It seems more logical to just introduce the power to create more .raw-like fields for independent storage of whatever space/dimensionality.

That said, your thing could work too - have the primary log(CPM/100 + 1) representation around, and then some fake-sparse form of the regressed/scaled data in another layer. This way the dimensions agree, at least.

LuckyMD commented 4 years ago

Sharing of .obs and .var between data matrices is one of the design principles behind anndata. .raw was designed to be the exception as far as I understand (and one I thought might no longer be necessary with HVG flags). Making anndata more flexible in the dimensions of the data objects would mean compromising on speed and storage efficiency. But maybe others should comment on that, who are more involved with restructuring anndata.

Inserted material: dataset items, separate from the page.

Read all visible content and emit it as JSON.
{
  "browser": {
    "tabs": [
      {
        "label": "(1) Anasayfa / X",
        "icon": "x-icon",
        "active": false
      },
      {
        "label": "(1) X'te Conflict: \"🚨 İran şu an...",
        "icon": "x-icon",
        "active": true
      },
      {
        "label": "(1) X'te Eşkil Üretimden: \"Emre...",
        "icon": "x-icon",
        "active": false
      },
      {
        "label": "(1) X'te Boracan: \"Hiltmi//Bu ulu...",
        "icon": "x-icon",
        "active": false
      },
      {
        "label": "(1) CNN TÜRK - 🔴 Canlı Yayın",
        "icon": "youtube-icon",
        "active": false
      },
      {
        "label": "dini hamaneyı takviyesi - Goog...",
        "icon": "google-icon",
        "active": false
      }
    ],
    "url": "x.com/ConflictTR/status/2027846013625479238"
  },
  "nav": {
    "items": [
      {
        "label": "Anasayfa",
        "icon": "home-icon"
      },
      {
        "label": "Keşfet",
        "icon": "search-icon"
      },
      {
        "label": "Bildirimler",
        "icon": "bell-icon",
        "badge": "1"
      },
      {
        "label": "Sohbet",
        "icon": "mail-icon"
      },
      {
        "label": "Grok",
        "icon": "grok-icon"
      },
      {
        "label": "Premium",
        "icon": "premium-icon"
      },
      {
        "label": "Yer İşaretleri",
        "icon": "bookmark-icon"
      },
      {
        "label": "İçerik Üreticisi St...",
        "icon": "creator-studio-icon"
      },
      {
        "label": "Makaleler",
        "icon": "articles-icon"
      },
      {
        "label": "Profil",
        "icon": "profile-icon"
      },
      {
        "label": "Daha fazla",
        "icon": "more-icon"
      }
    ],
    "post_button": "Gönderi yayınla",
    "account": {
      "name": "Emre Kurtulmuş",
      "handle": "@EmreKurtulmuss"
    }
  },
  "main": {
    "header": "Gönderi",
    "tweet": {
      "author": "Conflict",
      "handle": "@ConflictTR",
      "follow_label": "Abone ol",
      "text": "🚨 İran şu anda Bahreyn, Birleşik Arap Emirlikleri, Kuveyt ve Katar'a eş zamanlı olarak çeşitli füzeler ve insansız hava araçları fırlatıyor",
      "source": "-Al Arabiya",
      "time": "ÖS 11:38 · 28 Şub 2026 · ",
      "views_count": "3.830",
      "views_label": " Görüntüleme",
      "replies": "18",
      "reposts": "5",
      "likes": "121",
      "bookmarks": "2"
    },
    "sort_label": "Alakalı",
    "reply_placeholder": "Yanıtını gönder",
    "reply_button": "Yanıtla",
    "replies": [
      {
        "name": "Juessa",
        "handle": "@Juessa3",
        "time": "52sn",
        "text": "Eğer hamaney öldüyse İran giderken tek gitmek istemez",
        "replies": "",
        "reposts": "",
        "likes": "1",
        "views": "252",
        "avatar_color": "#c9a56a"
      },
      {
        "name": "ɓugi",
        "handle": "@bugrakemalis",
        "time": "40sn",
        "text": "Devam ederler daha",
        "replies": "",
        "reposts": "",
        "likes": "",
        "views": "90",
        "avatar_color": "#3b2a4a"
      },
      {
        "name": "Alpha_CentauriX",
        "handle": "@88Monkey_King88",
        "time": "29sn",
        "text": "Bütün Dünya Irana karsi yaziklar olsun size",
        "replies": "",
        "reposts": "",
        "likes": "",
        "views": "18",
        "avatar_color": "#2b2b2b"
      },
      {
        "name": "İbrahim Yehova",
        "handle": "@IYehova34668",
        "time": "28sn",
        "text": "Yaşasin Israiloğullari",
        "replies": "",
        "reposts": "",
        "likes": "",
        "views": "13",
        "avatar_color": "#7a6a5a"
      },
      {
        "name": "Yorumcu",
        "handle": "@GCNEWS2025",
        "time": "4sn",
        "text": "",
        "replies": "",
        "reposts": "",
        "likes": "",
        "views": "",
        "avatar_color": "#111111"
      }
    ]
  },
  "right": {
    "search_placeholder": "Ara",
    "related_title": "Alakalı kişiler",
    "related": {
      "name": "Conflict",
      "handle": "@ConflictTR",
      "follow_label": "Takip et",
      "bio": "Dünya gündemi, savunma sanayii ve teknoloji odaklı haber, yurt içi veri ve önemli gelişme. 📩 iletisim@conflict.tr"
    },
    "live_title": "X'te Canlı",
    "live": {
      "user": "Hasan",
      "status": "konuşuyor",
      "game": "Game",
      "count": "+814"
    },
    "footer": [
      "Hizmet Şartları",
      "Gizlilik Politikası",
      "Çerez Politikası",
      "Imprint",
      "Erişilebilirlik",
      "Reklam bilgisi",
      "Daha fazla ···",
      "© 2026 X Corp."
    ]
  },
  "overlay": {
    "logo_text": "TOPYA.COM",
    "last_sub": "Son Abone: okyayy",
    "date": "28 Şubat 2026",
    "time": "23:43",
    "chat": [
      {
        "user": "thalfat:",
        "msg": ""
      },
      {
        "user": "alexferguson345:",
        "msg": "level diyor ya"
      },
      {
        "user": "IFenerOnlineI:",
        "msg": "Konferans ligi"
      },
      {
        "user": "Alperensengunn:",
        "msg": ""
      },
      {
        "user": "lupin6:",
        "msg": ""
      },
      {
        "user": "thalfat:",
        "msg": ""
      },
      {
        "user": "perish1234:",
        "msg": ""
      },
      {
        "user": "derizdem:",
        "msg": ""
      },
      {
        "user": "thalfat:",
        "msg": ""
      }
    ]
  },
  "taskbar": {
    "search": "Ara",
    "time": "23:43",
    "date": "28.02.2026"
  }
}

ktpolanski commented 4 years ago

You make some solid points.

I guess a good placeholder solution is to put the raw counts data into .raw, store the filtered log(CPM/100 + 1) data in a layer, create a helper object to do any regression/scaling on, and then store the result of that in a sparse .X. In an ideal world, this would be handled by internal scanpy functions, but that sounds like effort for you all, and I can quite easily wing it from here. Thanks for entertaining the thought for a bit.

LuckyMD commented 4 years ago

Your elaboration on the use cases for everything was really helpful! Thanks a lot. We need to understand this stuff as well as we can to make anndata the best it can be.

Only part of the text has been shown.